Quel est votre sentiment sur le marché de l’art contemporain ?
Il y a indéniablement aujourd’hui une situation plus en faveur de l’art contemporain que du moderne. On a été englouti en mai par l’opération de matraquage de la vente Whitney chez Sotheby’s. Il faut récupérer de l’énergie pour recommencer à regarder les choses. La peinture est de retour, de même que les œuvres sur papier. On voit aussi de nouveaux collectionneurs, portés par des phénomènes de mode. Tout l’argent qui est là, dans une sorte de flottement, semble devoir être investi seulement dans ces phénomènes de mode, car les gens ne sont pas assez cultivés pour dépenser autrement, de manière posée. Beaucoup achètent avec leurs oreilles. Mais je ne pense pas qu’une œuvre contemporaine atteigne 104 millions de dollars comme le Garçon à la Pipe de Picasso. Heureusement d’ailleurs, car ça tuerait l’artiste !

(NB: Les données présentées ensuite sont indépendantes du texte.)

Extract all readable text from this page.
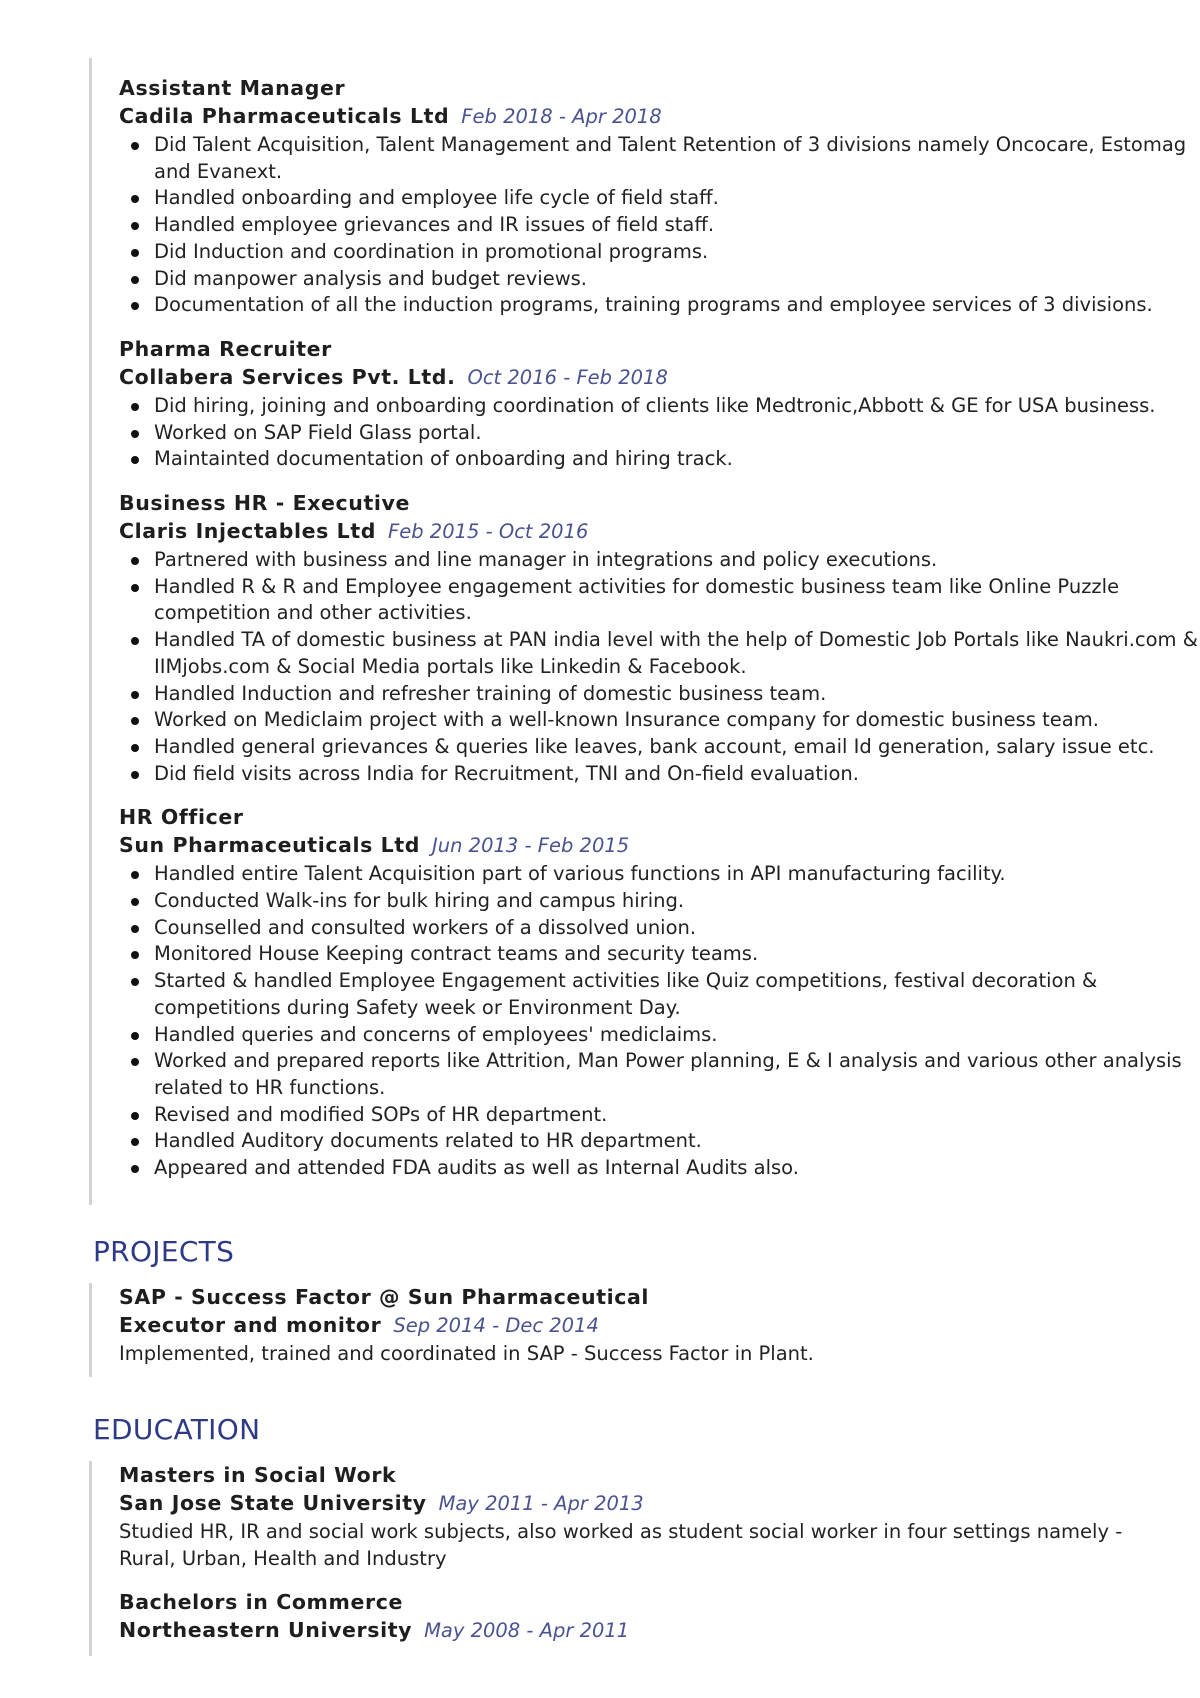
Assistant Manager
Cadila Pharmaceuticals Ltd Feb 2018 - Apr 2018
Did Talent Acquisition, Talent Management and Talent Retention of 3 divisions namely Oncocare, Estomag and Evanext.
Handled onboarding and employee life cycle of field staff.
Handled employee grievances and IR issues of field staff.
Did Induction and coordination in promotional programs.
Did manpower analysis and budget reviews.
Documentation of all the induction programs, training programs and employee services of 3 divisions.
Pharma Recruiter
Collabera Services Pvt. Ltd. Oct 2016 - Feb 2018
Did hiring, joining and onboarding coordination of clients like Medtronic,Abbott & GE for USA business.
Worked on SAP Field Glass portal.
Maintainted documentation of onboarding and hiring track.
Business HR - Executive
Claris Injectables Ltd Feb 2015 - Oct 2016
Partnered with business and line manager in integrations and policy executions.
Handled R & R and Employee engagement activities for domestic business team like Online Puzzle competition and other activities.
Handled TA of domestic business at PAN india level with the help of Domestic Job Portals like Naukri.com & IIMjobs.com & Social Media portals like Linkedin & Facebook.
Handled Induction and refresher training of domestic business team.
Worked on Mediclaim project with a well-known Insurance company for domestic business team.
Handled general grievances & queries like leaves, bank account, email Id generation, salary issue etc.
Did field visits across India for Recruitment, TNI and On-field evaluation.
HR Officer
Sun Pharmaceuticals Ltd Jun 2013 - Feb 2015
Handled entire Talent Acquisition part of various functions in API manufacturing facility.
Conducted Walk-ins for bulk hiring and campus hiring.
Counselled and consulted workers of a dissolved union.
Monitored House Keeping contract teams and security teams.
Started & handled Employee Engagement activities like Quiz competitions, festival decoration & competitions during Safety week or Environment Day.
Handled queries and concerns of employees' mediclaims.
Worked and prepared reports like Attrition, Man Power planning, E & I analysis and various other analysis related to HR functions.
Revised and modified SOPs of HR department.
Handled Auditory documents related to HR department.
Appeared and attended FDA audits as well as Internal Audits also.
PROJECTS
SAP - Success Factor @ Sun Pharmaceutical
Executor and monitor Sep 2014 - Dec 2014
Implemented, trained and coordinated in SAP - Success Factor in Plant.
EDUCATION
Masters in Social Work
San Jose State University May 2011 - Apr 2013
Studied HR, IR and social work subjects, also worked as student social worker in four settings namely - Rural, Urban, Health and Industry
Bachelors in Commerce
Northeastern University May 2008 - Apr 2011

Qu’avez-vous pensé de la Foire de Bâle ?
L’avantage d’Art Basel, c’est que l’on n’est pas écrasé par le pays invitant, comme c’est le cas dans presque toutes les foires. À Bâle, il y a une poignée de marchands, surtout américains, sur lesquels tout le monde se précipite pour acheter la pièce à ne pas rater. Les acheteurs qui sont dans une idée spéculative ont besoin d’être rassurés par l’image de marque incontestable d’un marchand. Il y a eu dès les premières heures de la foire une vraie folie acheteuse. À Bâle, si on veut une œuvre de Matthew Barney, on peut la trouver. On paye le prix fort, mais on peut aussi y faire des affaires. Sur le stand de la galerie Millan (São Paulo), on a vu une belle pièce de Tunga à 40 000 dollars (33 180 euros). Du même Tunga, on trouvait une superbe installation à la galerie Luhring Augustine (New York) pour seulement 75 000 dollars, alors que cet artiste est un dieu vivant dans son pays. Pour la même somme, la galerie Gisela Capitain (Cologne) présentait une installation du jeune Jorge Pardo ! Une ou deux galeries se sont mouillées pour présenter des artistes français. Sur le stand d’Andréhn-Schiptjenko (Stockholm), on pouvait voir une grande photographie de Xavier Veilhan pour 30 000 euros. Cette galerie suédoise n’a pas eu peur de consacrer un mur entier à un artiste français ! Au niveau des galeries françaises, Almine Rech proposait l’un des plus beaux stands, dépouillés, avec un sublime James Turrell et deux magnifiques Philip-Lorca diCorcia. Mais l’œuvre la plus insensée était sans doute le grand squelette dévoré par les asticots des frères Chapman chez White Cube (Londres). On se demande qui pourrait supporter cette œuvre chez soi ! En revanche, la section moderne de la foire ne peut se mettre au niveau d’une exposition aussi fabuleuse que « Miró-Calder », organisée parallèlement à la Fondation Beyeler.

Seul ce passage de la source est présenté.